Because Phoenix is solar-powered and landing near the north pole, it will only be able to operate during the northern summer.  Once the Sun has sunk too low to charge Phoenix's batteries, the mission will end.  The lander is not expected to survive the Martian winter.

  • Launch: August 4, 2007 at 5:26 EDT
  • Mars equinox (northern spring): December 10, 2007
  • Landing: planned for May 25, 2008
  • Digging phase start: one week after landing
  • Mars solstice (northern summer): June 25, 2008
  • Digging phase end: September 2008 (90 sols after landing)
  • Mission end: November or December 2008, whenever the Sun can no longer power the spacecraft
  • Mars equinox (northern fall): December 26, 2008
The sun sets on Phoenix
The sun sets on Phoenix
As the Sun sets on Phoenix and polar twilight begins, the spacecraft will no longer be able to charge its batteries and will shut down. Later in the winter, the spacecraft will become buried in ice.
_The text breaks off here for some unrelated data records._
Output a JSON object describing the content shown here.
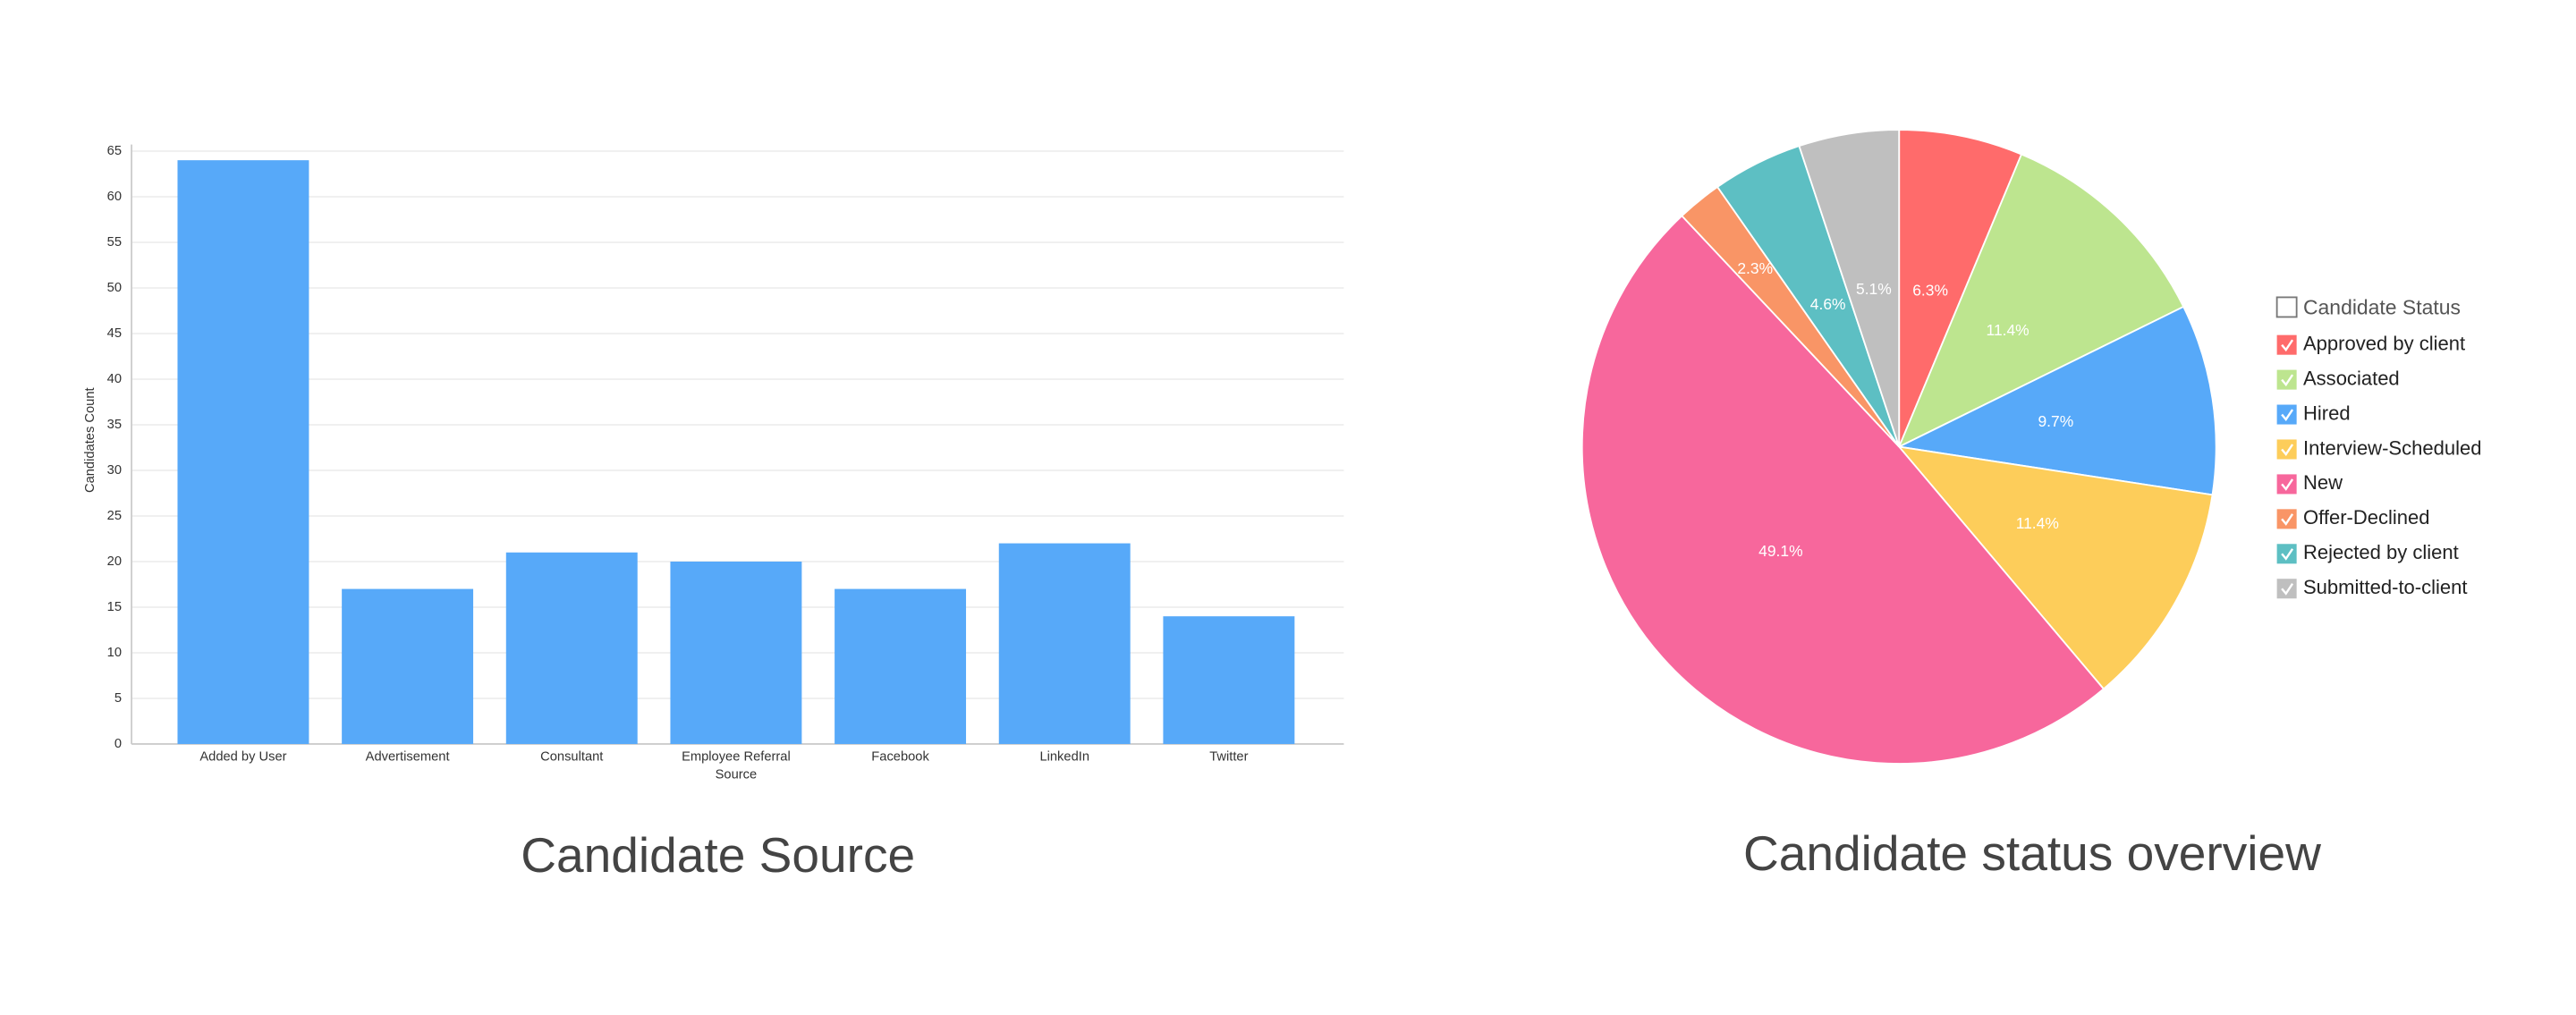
{
  "chart_data": [
    {
      "type": "bar",
      "title": "Candidate Source",
      "x_label": "Source",
      "y_label": "Candidates Count",
      "categories": [
        "Added by User",
        "Advertisement",
        "Consultant",
        "Employee Referral",
        "Facebook",
        "LinkedIn",
        "Twitter"
      ],
      "values": [
        64,
        17,
        21,
        20,
        17,
        22,
        14
      ],
      "color": "#57a9f9",
      "ylim": [
        0,
        65
      ],
      "yticks": [
        0,
        5,
        10,
        15,
        20,
        25,
        30,
        35,
        40,
        45,
        50,
        55,
        60,
        65
      ],
      "grid": true
    },
    {
      "type": "pie",
      "title": "Candidate status overview",
      "legend_title": "Candidate Status",
      "legend": "right",
      "categories": [
        "Approved by client",
        "Associated",
        "Hired",
        "Interview-Scheduled",
        "New",
        "Offer-Declined",
        "Rejected by client",
        "Submitted-to-client"
      ],
      "values": [
        6.3,
        11.4,
        9.7,
        11.4,
        49.1,
        2.3,
        4.6,
        5.1
      ],
      "value_labels": [
        "6.3%",
        "11.4%",
        "9.7%",
        "11.4%",
        "49.1%",
        "2.3%",
        "4.6%",
        "5.1%"
      ],
      "colors": [
        "#ff6b6b",
        "#bde58f",
        "#57a9f9",
        "#fdcd5a",
        "#f7679c",
        "#f99566",
        "#5dbfc3",
        "#bfbfbf"
      ]
    }
  ]
}
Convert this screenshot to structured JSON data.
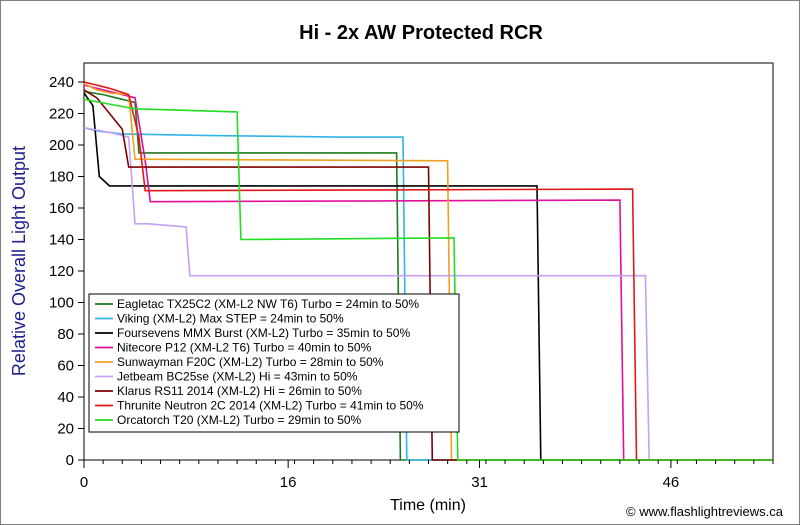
{
  "chart_data": {
    "type": "line",
    "title": "Hi - 2x AW Protected RCR",
    "xlabel": "Time (min)",
    "ylabel": "Relative Overall Light Output",
    "xlim": [
      0,
      54
    ],
    "ylim": [
      0,
      240
    ],
    "x_ticks": [
      0,
      16,
      31,
      46
    ],
    "y_ticks": [
      0,
      20,
      40,
      60,
      80,
      100,
      120,
      140,
      160,
      180,
      200,
      220,
      240
    ],
    "grid": false,
    "legend_position": "bottom-left",
    "credit": "© www.flashlightreviews.ca",
    "series": [
      {
        "name": "Eagletac TX25C2 (XM-L2 NW T6) Turbo = 24min to 50%",
        "color": "#1f7a1f",
        "x": [
          0,
          1.5,
          2.5,
          3,
          4,
          4.3,
          24.5,
          24.8,
          54
        ],
        "y": [
          234,
          232,
          230,
          229,
          227,
          195,
          195,
          0,
          0
        ]
      },
      {
        "name": "Viking  (XM-L2) Max STEP = 24min to 50%",
        "color": "#33b3e6",
        "x": [
          0,
          1,
          2,
          3,
          10,
          20,
          25,
          25.3,
          54
        ],
        "y": [
          211,
          209,
          208,
          207,
          206,
          205,
          205,
          0,
          0
        ]
      },
      {
        "name": "Foursevens MMX Burst (XM-L2) Turbo = 35min to 50%",
        "color": "#000000",
        "x": [
          0,
          0.7,
          1.2,
          2,
          35.5,
          35.8,
          54
        ],
        "y": [
          233,
          225,
          180,
          174,
          174,
          0,
          0
        ]
      },
      {
        "name": "Nitecore P12 (XM-L2 T6) Turbo = 40min to 50%",
        "color": "#e0109a",
        "x": [
          0,
          2,
          4,
          4.8,
          5.2,
          42,
          42.3,
          54
        ],
        "y": [
          238,
          234,
          230,
          190,
          164,
          165,
          0,
          0
        ]
      },
      {
        "name": "Sunwayman F20C (XM-L2) Turbo = 28min to 50%",
        "color": "#f0a020",
        "x": [
          0,
          1,
          2,
          3.5,
          4,
          28.5,
          28.8,
          54
        ],
        "y": [
          239,
          235,
          233,
          232,
          191,
          190,
          0,
          0
        ]
      },
      {
        "name": "Jetbeam BC25se (XM-L2) Hi = 43min to 50%",
        "color": "#c8a0f0",
        "x": [
          0,
          2,
          3.5,
          4,
          5,
          8,
          8.3,
          44,
          44.3,
          54
        ],
        "y": [
          211,
          208,
          205,
          150,
          150,
          148,
          117,
          117,
          0,
          0
        ]
      },
      {
        "name": "Klarus RS11 2014 (XM-L2) Hi = 26min to 50%",
        "color": "#800000",
        "x": [
          0,
          1,
          2,
          3,
          3.5,
          27,
          27.3,
          54
        ],
        "y": [
          235,
          230,
          220,
          210,
          186,
          186,
          0,
          0
        ]
      },
      {
        "name": "Thrunite Neutron 2C 2014 (XM-L2) Turbo = 41min to 50%",
        "color": "#e01818",
        "x": [
          0,
          2,
          3.5,
          4.3,
          4.8,
          43,
          43.3,
          54
        ],
        "y": [
          240,
          236,
          232,
          205,
          171,
          172,
          0,
          0
        ]
      },
      {
        "name": "Orcatorch T20 (XM-L2) Turbo = 29min to 50%",
        "color": "#22dd22",
        "x": [
          0,
          2,
          4,
          12,
          12.3,
          29,
          29.3,
          54
        ],
        "y": [
          229,
          226,
          223,
          221,
          140,
          141,
          0,
          0
        ]
      }
    ]
  }
}
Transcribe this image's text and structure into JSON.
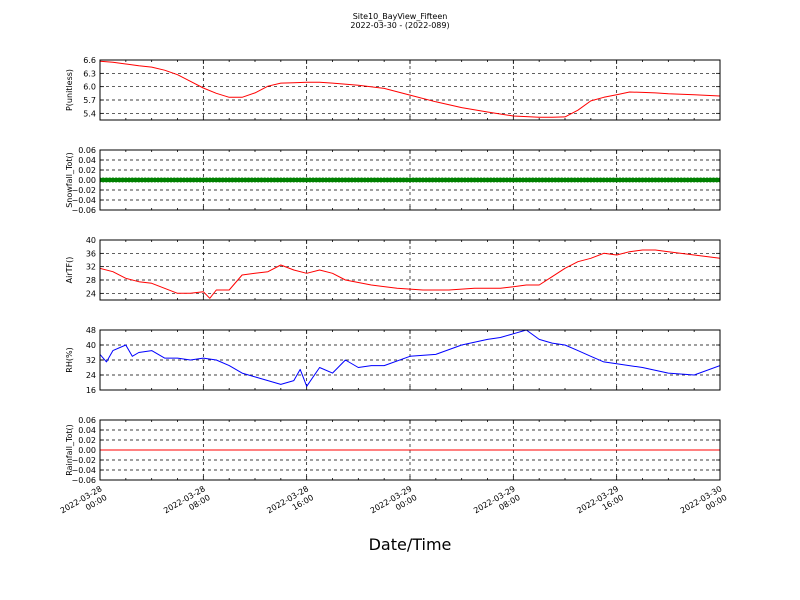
{
  "figure": {
    "title_line1": "Site10_BayView_Fifteen",
    "title_line2": "2022-03-30 - (2022-089)",
    "xlabel": "Date/Time"
  },
  "x_ticks": [
    {
      "line1": "2022-03-28",
      "line2": "00:00"
    },
    {
      "line1": "2022-03-28",
      "line2": "08:00"
    },
    {
      "line1": "2022-03-28",
      "line2": "16:00"
    },
    {
      "line1": "2022-03-29",
      "line2": "00:00"
    },
    {
      "line1": "2022-03-29",
      "line2": "08:00"
    },
    {
      "line1": "2022-03-29",
      "line2": "16:00"
    },
    {
      "line1": "2022-03-30",
      "line2": "00:00"
    }
  ],
  "chart_data": [
    {
      "type": "line",
      "ylabel": "P(unitless)",
      "ylim": [
        5.25,
        6.6
      ],
      "yticks": [
        "6.6",
        "6.3",
        "6.0",
        "5.7",
        "5.4"
      ],
      "ytick_values": [
        6.6,
        6.3,
        6.0,
        5.7,
        5.4
      ],
      "xlim": [
        "2022-03-28 00:00",
        "2022-03-30 00:00"
      ],
      "grid": true,
      "series": [
        {
          "color": "#ff0000",
          "x": [
            "2022-03-28 00:00",
            "2022-03-28 01:00",
            "2022-03-28 02:00",
            "2022-03-28 03:00",
            "2022-03-28 04:00",
            "2022-03-28 05:00",
            "2022-03-28 06:00",
            "2022-03-28 07:00",
            "2022-03-28 08:00",
            "2022-03-28 09:00",
            "2022-03-28 10:00",
            "2022-03-28 11:00",
            "2022-03-28 12:00",
            "2022-03-28 13:00",
            "2022-03-28 14:00",
            "2022-03-28 15:00",
            "2022-03-28 16:00",
            "2022-03-28 17:00",
            "2022-03-28 18:00",
            "2022-03-28 20:00",
            "2022-03-28 22:00",
            "2022-03-29 00:00",
            "2022-03-29 02:00",
            "2022-03-29 04:00",
            "2022-03-29 06:00",
            "2022-03-29 08:00",
            "2022-03-29 10:00",
            "2022-03-29 11:00",
            "2022-03-29 12:00",
            "2022-03-29 13:00",
            "2022-03-29 14:00",
            "2022-03-29 15:00",
            "2022-03-29 16:00",
            "2022-03-29 17:00",
            "2022-03-29 18:00",
            "2022-03-29 19:00",
            "2022-03-29 20:00",
            "2022-03-29 22:00",
            "2022-03-30 00:00"
          ],
          "y": [
            6.57,
            6.55,
            6.51,
            6.47,
            6.44,
            6.37,
            6.27,
            6.12,
            5.97,
            5.85,
            5.76,
            5.76,
            5.86,
            6.01,
            6.08,
            6.09,
            6.1,
            6.1,
            6.08,
            6.03,
            5.96,
            5.81,
            5.66,
            5.53,
            5.43,
            5.34,
            5.31,
            5.31,
            5.32,
            5.47,
            5.68,
            5.76,
            5.82,
            5.88,
            5.87,
            5.86,
            5.84,
            5.82,
            5.79
          ]
        }
      ]
    },
    {
      "type": "scatter",
      "ylabel": "Snowfall_Tot()",
      "ylim": [
        -0.06,
        0.06
      ],
      "yticks": [
        "0.06",
        "0.04",
        "0.02",
        "0.00",
        "−0.02",
        "−0.04",
        "−0.06"
      ],
      "ytick_values": [
        0.06,
        0.04,
        0.02,
        0.0,
        -0.02,
        -0.04,
        -0.06
      ],
      "xlim": [
        "2022-03-28 00:00",
        "2022-03-30 00:00"
      ],
      "grid": true,
      "series": [
        {
          "color": "#008000",
          "x": [
            "2022-03-28 00:00",
            "2022-03-30 00:00"
          ],
          "y": [
            0.0,
            0.0
          ],
          "interval_minutes": 15
        }
      ]
    },
    {
      "type": "line",
      "ylabel": "AirTF()",
      "ylim": [
        22,
        40
      ],
      "yticks": [
        "40",
        "36",
        "32",
        "28",
        "24"
      ],
      "ytick_values": [
        40,
        36,
        32,
        28,
        24
      ],
      "xlim": [
        "2022-03-28 00:00",
        "2022-03-30 00:00"
      ],
      "grid": true,
      "series": [
        {
          "color": "#ff0000",
          "x": [
            "2022-03-28 00:00",
            "2022-03-28 01:00",
            "2022-03-28 02:00",
            "2022-03-28 03:00",
            "2022-03-28 04:00",
            "2022-03-28 05:00",
            "2022-03-28 06:00",
            "2022-03-28 07:00",
            "2022-03-28 08:00",
            "2022-03-28 08:30",
            "2022-03-28 09:00",
            "2022-03-28 10:00",
            "2022-03-28 11:00",
            "2022-03-28 12:00",
            "2022-03-28 13:00",
            "2022-03-28 14:00",
            "2022-03-28 15:00",
            "2022-03-28 16:00",
            "2022-03-28 17:00",
            "2022-03-28 18:00",
            "2022-03-28 19:00",
            "2022-03-28 21:00",
            "2022-03-28 23:00",
            "2022-03-29 01:00",
            "2022-03-29 03:00",
            "2022-03-29 05:00",
            "2022-03-29 07:00",
            "2022-03-29 08:00",
            "2022-03-29 09:00",
            "2022-03-29 10:00",
            "2022-03-29 11:00",
            "2022-03-29 12:00",
            "2022-03-29 13:00",
            "2022-03-29 14:00",
            "2022-03-29 15:00",
            "2022-03-29 16:00",
            "2022-03-29 17:00",
            "2022-03-29 18:00",
            "2022-03-29 19:00",
            "2022-03-29 20:00",
            "2022-03-29 22:00",
            "2022-03-30 00:00"
          ],
          "y": [
            31.5,
            30.5,
            28.5,
            27.5,
            27,
            25.5,
            24,
            24,
            24.5,
            22.5,
            25,
            25,
            29.5,
            30,
            30.5,
            32.5,
            31,
            30,
            31,
            30,
            28,
            26.5,
            25.5,
            25,
            25,
            25.5,
            25.5,
            26,
            26.5,
            26.5,
            29,
            31.5,
            33.5,
            34.5,
            36,
            35.5,
            36.5,
            37,
            37,
            36.5,
            35.5,
            34.5
          ]
        }
      ]
    },
    {
      "type": "line",
      "ylabel": "RH(%)",
      "ylim": [
        16,
        48
      ],
      "yticks": [
        "48",
        "40",
        "32",
        "24",
        "16"
      ],
      "ytick_values": [
        48,
        40,
        32,
        24,
        16
      ],
      "xlim": [
        "2022-03-28 00:00",
        "2022-03-30 00:00"
      ],
      "grid": true,
      "series": [
        {
          "color": "#0000ff",
          "x": [
            "2022-03-28 00:00",
            "2022-03-28 00:30",
            "2022-03-28 01:00",
            "2022-03-28 02:00",
            "2022-03-28 02:30",
            "2022-03-28 03:00",
            "2022-03-28 04:00",
            "2022-03-28 05:00",
            "2022-03-28 06:00",
            "2022-03-28 07:00",
            "2022-03-28 08:00",
            "2022-03-28 09:00",
            "2022-03-28 10:00",
            "2022-03-28 11:00",
            "2022-03-28 12:00",
            "2022-03-28 13:00",
            "2022-03-28 14:00",
            "2022-03-28 15:00",
            "2022-03-28 15:30",
            "2022-03-28 16:00",
            "2022-03-28 17:00",
            "2022-03-28 18:00",
            "2022-03-28 19:00",
            "2022-03-28 20:00",
            "2022-03-28 21:00",
            "2022-03-28 22:00",
            "2022-03-29 00:00",
            "2022-03-29 02:00",
            "2022-03-29 04:00",
            "2022-03-29 06:00",
            "2022-03-29 07:00",
            "2022-03-29 08:00",
            "2022-03-29 09:00",
            "2022-03-29 10:00",
            "2022-03-29 11:00",
            "2022-03-29 12:00",
            "2022-03-29 13:00",
            "2022-03-29 14:00",
            "2022-03-29 15:00",
            "2022-03-29 16:00",
            "2022-03-29 18:00",
            "2022-03-29 20:00",
            "2022-03-29 22:00",
            "2022-03-30 00:00"
          ],
          "y": [
            35,
            31,
            37,
            40,
            34,
            36,
            37,
            33,
            33,
            32,
            33,
            32,
            29,
            25,
            23,
            21,
            19,
            21,
            27,
            18,
            28,
            25,
            32,
            28,
            29,
            29,
            34,
            35,
            40,
            43,
            44,
            46,
            48,
            43,
            41,
            40,
            37,
            34,
            31,
            30,
            28,
            25,
            24,
            29
          ]
        }
      ]
    },
    {
      "type": "line",
      "ylabel": "Rainfall_Tot()",
      "ylim": [
        -0.06,
        0.06
      ],
      "yticks": [
        "0.06",
        "0.04",
        "0.02",
        "0.00",
        "−0.02",
        "−0.04",
        "−0.06"
      ],
      "ytick_values": [
        0.06,
        0.04,
        0.02,
        0.0,
        -0.02,
        -0.04,
        -0.06
      ],
      "xlim": [
        "2022-03-28 00:00",
        "2022-03-30 00:00"
      ],
      "grid": true,
      "series": [
        {
          "color": "#ff0000",
          "x": [
            "2022-03-28 00:00",
            "2022-03-30 00:00"
          ],
          "y": [
            0.0,
            0.0
          ]
        }
      ]
    }
  ]
}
Credit: NASA / UA / art by Corby Waste

The digging phase will comprise eight-sol cycles that include four sols of digging and monitoring the trench followed by four sols of sample analysis by the MECA and TEGA instruments.  The nominal mission plan accounts for seven of these cycles (plus reserve time,) over the first 90 sols.  After this digging phase has ended, Phoenix will continue to operate as a polar weather station, conserving power as long as possible.  The cameras will search for the first carbon dioxide frost deposits while the MET instrument will monitor the weather conditions.

Landing Site

For a safe landing and for ample solar power, the site must satisfy the following constraints:

  • be between 65 and 72 degrees north latitude;
  • lie below an elevation of -3,500 meters
  • have winds blowing at less than 20 meters per second
  • have surface slopes shallower than 16 degrees; and
  • have the same or fewer number of rocks scattered across the surface as at the Viking 2 Lander site (which had a rock areal abundance of 18%). 
Phoenix landing sites under consideration as of January 2007
Phoenix landing sites under consideration as of January 2007
After a landing site working group meeting in January 2007, three sites were under consideration for the future landing site of Phoenix:
Box 1 68.35 N, 233.0 E
Box 2 66.75 N, 247.6 E
Box 3 71.20 N, 253.0 E
(Note that the longitude lines on this Viking-derived map are in west, not east, longitude. The Mars longitude convention was changed from west to east longitude in 2001.) Credit: USGS

Studies of potential landing sites by spacecraft orbiting Mars led NASA to approve a landing site at 68.35 degrees north latitude -- the equivalent of northern Alaska -- and 233.0 degrees east longitude.